I went back and was QUITE clear and upfront with my ex that it was for the sake of our children (plus Court was costing way too much). Unfortunately, I went back in too much of a "one down" position and yet, if it was the same situation (legally and otherwise) I would have gone back, as there were few other "good" legal options. I would have just handled and planned for future a lot differently. And who knows? That might have made differences (positive) in him, over time. Or at least I wouldn't have set up for getting burned again.

I think there were some genuine feelings rekindled in my ex, for a time. But he is easily influenced by others and "image" rather than slow and steady progress. When we were spending time as a couple and family, things were very good. It was when his relatives and all kinds of outside factors got overly involved again, that things fell apart.
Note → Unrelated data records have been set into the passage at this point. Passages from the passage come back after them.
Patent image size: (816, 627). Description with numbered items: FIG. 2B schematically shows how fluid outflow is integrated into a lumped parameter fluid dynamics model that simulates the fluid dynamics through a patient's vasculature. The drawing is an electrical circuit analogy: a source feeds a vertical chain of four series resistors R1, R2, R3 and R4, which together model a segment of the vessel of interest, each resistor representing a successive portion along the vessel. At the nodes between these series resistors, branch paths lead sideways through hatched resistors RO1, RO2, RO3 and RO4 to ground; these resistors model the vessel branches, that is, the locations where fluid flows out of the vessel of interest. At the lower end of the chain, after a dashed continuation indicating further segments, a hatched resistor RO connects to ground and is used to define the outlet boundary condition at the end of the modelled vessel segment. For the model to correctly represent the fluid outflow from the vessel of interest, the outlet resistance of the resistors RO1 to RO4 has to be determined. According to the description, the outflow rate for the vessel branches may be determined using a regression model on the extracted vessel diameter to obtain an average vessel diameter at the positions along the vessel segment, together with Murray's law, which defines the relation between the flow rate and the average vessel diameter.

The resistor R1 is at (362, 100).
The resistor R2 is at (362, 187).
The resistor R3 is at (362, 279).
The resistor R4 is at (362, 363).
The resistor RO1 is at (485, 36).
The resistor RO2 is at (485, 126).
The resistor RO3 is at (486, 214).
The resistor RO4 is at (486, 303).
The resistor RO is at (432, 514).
I think another good reason for knowing in advance where his head is in terms of taking responsibility and working on/remaining aware of his issues. If he's not, it'll be harder to impossible, just depending on those issues.

But yes, you CAN :D fall in love again with the same person. So if the indicators for success are there, and especially the commitment by both, it's actually possible to get through to the other side and have a stronger, healthier and more satisfying marriage than before. The work to get there and rebuild trust, etc can be really hard, but in general, second marriages are likelier than first ones to fail. Why? Because people go into them without having identified and worked on their own issues, including their concept of marriage.

I've read that even one person can make big impact (over time) on an unhappy marriage. I'm not sure on that one, but wouldn't discount it. Just think it would take lots of strength and determination.